Mike Morrison, who’s been working at family-owned camera shop Wings Camera & Digital on Briarcliff Road for more than 40 years, knew film would always stick around, but he didn’t expect such a dramatic comeback.
“I would say in the past five years ... film is starting to become the rage again,” Morrison said. “We didn’t know it was gonna happen this big.”
The store sells about 100 rolls of film a week and receives 50 to 60 rolls a week to process. Five years ago, it was about half that. Now, they’re having trouble keeping enough film in stock, and Morrison estimates the cost of film has gone up by about 15% this year.
Jones notes it is an expensive hobby and there are few darkrooms available for rent in Atlanta. Hoping to help fill that void is Bellows Film Lab which opened in June. The Little Five Points location looks like a trendy grocery store with bright colors and neon lights, but the refrigerator in the back is cleverly supplied with film of various stocks. Customers can drop off their film to be developed onsite, or they can rent the darkroom themselves for $20 an hour.

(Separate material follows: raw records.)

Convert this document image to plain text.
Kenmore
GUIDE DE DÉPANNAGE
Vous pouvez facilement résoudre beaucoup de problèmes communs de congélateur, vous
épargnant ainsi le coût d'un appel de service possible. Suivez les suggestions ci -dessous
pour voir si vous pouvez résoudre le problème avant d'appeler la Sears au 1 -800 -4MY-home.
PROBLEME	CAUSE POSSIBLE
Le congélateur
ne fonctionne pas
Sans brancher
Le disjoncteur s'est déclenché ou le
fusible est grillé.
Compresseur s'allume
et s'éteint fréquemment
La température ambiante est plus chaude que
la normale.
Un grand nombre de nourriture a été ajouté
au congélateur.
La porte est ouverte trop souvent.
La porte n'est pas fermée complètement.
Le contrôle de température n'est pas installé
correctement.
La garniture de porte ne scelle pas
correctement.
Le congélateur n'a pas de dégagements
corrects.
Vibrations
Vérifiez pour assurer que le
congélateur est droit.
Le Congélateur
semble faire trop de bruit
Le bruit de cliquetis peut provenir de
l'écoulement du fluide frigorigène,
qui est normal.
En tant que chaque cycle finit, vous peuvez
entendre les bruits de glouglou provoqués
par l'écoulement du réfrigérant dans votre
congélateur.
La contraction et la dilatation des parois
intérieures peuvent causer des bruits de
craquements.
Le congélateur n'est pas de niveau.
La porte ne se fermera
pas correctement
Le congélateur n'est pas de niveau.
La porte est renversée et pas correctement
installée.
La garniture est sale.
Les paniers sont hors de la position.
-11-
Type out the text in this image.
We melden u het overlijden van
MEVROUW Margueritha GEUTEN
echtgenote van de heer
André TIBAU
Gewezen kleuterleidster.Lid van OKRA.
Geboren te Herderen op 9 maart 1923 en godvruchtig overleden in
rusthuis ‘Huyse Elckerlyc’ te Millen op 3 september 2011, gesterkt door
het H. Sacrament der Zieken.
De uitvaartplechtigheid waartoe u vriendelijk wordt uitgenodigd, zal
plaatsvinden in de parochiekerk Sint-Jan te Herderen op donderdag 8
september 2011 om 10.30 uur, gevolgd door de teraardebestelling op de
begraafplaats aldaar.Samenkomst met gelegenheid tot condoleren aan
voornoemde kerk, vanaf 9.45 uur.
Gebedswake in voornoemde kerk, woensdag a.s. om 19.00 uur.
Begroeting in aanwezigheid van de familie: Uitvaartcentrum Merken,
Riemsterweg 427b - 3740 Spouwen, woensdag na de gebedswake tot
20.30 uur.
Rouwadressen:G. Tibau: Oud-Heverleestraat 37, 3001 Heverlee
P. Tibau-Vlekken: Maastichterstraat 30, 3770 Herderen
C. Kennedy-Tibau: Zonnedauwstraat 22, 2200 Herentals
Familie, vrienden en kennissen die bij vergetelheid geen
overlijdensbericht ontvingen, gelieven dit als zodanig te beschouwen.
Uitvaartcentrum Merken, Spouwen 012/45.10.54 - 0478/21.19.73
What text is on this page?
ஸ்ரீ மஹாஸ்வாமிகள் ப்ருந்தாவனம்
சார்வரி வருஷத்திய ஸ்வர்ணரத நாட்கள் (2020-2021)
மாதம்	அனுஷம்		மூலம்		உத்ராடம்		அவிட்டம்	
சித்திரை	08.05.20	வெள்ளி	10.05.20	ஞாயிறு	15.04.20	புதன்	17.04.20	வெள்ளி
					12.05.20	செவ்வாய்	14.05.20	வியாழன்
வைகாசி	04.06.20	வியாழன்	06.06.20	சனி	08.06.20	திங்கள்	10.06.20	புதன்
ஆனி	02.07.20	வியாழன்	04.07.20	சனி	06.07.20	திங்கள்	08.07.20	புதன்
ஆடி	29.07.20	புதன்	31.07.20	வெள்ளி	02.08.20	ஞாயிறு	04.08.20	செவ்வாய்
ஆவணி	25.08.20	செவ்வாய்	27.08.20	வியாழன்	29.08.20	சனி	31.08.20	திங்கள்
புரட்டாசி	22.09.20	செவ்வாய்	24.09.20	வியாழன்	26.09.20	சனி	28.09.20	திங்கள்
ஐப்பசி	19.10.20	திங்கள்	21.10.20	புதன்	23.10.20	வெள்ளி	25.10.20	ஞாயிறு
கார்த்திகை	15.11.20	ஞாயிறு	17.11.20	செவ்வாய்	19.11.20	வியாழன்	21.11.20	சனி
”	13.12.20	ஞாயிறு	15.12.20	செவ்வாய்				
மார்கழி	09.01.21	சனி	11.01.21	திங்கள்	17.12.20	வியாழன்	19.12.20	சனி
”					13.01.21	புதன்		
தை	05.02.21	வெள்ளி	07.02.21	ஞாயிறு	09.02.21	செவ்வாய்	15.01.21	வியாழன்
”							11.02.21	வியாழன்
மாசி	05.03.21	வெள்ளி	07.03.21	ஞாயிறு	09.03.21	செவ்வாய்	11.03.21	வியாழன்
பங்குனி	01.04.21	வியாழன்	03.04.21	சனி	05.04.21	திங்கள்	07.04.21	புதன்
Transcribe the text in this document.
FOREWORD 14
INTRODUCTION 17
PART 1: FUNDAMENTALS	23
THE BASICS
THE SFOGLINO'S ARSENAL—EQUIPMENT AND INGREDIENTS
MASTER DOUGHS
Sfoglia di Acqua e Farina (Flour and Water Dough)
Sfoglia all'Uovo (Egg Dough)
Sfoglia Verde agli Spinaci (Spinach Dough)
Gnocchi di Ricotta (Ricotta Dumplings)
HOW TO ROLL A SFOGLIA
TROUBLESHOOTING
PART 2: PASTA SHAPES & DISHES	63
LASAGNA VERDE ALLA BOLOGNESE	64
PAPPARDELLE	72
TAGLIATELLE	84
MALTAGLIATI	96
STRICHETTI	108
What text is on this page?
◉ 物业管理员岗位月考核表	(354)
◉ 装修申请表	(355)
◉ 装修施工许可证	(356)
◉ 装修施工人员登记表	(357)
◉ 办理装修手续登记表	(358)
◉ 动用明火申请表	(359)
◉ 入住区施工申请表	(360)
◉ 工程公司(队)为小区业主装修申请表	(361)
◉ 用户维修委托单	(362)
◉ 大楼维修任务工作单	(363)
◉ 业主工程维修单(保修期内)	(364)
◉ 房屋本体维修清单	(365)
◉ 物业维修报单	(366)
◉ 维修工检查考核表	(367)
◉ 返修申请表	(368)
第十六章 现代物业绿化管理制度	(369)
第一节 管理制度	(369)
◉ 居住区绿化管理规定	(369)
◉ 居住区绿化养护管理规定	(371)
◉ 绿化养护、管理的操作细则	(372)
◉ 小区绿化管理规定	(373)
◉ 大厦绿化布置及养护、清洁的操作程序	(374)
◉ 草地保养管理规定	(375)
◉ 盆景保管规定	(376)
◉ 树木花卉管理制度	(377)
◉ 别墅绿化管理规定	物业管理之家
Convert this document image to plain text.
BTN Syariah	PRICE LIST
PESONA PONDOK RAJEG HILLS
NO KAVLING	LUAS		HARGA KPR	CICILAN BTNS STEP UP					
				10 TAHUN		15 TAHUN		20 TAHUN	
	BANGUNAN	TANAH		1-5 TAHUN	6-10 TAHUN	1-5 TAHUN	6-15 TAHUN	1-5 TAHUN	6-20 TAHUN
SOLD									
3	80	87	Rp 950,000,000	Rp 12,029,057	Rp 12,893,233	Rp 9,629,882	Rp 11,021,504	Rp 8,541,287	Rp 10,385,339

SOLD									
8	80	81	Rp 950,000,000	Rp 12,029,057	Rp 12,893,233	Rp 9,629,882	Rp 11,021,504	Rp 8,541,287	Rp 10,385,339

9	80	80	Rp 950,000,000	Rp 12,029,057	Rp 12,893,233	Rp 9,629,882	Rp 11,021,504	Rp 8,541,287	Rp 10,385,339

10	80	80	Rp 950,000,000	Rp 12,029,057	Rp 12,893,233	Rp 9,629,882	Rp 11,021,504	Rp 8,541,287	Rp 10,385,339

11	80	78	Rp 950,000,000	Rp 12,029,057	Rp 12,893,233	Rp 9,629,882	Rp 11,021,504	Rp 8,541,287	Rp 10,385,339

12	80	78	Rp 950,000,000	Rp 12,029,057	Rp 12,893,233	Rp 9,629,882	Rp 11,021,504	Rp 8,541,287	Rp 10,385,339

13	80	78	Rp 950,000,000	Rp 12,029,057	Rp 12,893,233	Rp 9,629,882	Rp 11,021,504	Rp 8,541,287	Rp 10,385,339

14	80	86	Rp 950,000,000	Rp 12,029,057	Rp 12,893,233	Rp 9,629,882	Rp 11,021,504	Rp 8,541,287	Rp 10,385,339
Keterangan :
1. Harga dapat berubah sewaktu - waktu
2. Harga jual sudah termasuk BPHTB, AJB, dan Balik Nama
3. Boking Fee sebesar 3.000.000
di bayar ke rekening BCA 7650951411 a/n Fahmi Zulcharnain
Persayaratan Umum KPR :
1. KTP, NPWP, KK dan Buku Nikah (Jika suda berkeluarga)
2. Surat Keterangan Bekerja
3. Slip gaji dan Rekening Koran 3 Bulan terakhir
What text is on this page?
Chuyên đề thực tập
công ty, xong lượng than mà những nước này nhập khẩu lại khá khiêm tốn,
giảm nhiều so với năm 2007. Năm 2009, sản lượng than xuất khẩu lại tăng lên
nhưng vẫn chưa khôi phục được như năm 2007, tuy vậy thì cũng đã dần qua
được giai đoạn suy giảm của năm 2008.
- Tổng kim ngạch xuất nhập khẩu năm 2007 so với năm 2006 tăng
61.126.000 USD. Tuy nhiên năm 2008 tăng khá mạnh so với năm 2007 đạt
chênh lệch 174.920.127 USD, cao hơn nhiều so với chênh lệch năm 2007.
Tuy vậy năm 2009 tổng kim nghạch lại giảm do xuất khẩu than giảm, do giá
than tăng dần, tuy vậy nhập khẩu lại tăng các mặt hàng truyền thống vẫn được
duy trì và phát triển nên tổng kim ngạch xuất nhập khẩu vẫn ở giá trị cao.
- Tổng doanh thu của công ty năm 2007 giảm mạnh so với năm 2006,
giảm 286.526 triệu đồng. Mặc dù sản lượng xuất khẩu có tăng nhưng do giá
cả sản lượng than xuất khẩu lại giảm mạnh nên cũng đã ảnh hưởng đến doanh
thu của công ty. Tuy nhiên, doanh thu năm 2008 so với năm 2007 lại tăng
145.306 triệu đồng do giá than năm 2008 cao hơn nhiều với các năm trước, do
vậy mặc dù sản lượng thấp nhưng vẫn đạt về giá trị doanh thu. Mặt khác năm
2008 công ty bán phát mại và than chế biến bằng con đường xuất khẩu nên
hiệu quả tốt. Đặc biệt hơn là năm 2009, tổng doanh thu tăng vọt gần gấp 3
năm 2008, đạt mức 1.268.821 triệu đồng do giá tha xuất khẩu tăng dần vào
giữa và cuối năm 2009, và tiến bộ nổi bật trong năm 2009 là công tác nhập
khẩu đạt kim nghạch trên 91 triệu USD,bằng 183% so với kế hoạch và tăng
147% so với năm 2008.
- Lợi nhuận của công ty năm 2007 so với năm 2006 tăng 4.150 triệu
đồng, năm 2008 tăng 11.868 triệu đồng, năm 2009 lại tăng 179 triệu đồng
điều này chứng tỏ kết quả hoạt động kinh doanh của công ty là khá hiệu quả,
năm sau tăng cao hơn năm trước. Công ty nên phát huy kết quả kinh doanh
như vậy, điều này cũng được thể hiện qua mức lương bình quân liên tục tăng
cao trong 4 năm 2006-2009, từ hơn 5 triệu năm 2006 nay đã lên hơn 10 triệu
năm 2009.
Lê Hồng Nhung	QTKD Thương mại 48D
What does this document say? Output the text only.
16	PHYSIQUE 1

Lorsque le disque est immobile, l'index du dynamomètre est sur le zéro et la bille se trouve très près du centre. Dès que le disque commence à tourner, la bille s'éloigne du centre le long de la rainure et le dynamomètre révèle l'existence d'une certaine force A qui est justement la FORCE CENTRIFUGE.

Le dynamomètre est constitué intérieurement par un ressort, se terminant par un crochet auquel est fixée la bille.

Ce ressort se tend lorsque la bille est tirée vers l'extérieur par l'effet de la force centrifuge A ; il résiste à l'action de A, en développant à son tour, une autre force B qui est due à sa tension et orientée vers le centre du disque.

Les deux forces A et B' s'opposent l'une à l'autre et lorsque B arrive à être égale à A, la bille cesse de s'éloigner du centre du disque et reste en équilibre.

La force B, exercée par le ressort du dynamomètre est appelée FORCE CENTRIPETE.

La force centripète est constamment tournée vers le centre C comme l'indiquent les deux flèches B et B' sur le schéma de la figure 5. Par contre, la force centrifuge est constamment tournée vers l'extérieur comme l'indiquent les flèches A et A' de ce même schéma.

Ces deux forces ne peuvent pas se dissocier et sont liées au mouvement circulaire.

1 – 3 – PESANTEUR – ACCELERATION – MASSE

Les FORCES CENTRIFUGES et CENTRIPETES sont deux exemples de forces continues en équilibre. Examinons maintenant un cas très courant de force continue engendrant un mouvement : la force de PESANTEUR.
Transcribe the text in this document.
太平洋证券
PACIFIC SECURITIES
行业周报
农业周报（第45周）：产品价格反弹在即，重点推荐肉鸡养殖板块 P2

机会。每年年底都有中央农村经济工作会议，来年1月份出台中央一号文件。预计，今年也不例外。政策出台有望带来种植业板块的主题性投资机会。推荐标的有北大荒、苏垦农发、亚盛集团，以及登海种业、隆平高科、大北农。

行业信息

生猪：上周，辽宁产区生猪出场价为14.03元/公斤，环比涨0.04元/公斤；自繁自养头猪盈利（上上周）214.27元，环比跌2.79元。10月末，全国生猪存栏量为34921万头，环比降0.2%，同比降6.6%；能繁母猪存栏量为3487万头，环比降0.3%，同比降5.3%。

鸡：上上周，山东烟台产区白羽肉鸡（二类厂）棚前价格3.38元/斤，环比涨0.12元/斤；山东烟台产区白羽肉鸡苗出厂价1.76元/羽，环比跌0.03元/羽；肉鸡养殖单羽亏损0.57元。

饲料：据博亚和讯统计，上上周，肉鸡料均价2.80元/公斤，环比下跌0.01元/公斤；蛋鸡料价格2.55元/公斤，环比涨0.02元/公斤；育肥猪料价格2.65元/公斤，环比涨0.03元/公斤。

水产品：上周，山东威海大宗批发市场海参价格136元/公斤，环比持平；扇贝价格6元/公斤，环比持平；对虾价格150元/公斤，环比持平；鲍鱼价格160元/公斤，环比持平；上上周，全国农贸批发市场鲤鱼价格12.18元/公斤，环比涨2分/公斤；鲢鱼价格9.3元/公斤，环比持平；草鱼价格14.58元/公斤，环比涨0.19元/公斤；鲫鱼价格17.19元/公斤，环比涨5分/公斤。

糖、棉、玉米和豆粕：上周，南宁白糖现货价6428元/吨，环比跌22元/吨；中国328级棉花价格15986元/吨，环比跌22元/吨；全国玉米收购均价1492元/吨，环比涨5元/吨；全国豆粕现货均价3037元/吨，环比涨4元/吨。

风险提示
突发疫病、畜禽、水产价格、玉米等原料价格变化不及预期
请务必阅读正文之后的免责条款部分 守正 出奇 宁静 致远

Owner Marcello Peschiera, who also has locations in Miami and Chicago, said he wants to make film photography more accessible for people. It’s an idea that resonates. On opening day, Peschiera said around 500 people visited.
He wants his stores to be a spot where people can ask questions and learn about film photography without feeling intimidated.
“I’ve learned almost everything about photography from other people,” he said.
A tangible medium
There was a time when families owned stacks of photo albums filled with pictures of family vacations, birthday parties and other special occasions. Now all our photos live online.
Jones has two kids with a third on the way. As she considers what she’ll leave behind as a parent, she’s come to recognize that tangible photos are precious objects worth saving.
Her children’s lives have been well documented on Facebook, but she rarely has a reason to scroll through it. Jones wants her children to have physical images, like when she goes to her aunt’s house and can “touch and feel” the photo albums filled with pictures of her younger self.
While Jones reserves the film camera for special occasions, her grandfather took photos of anything and everything. Through some of the pictures he left behind, old memories have resurfaced and new information gleaned. From a photograph she was able to ascertain the missing ingredient in the tea cakes they made together (evaporated milk). They even located her great grandparents’ gravesites using a photo he had taken of her in front of it.
“If I have access to a darkroom, I can have those memories myself,” she said.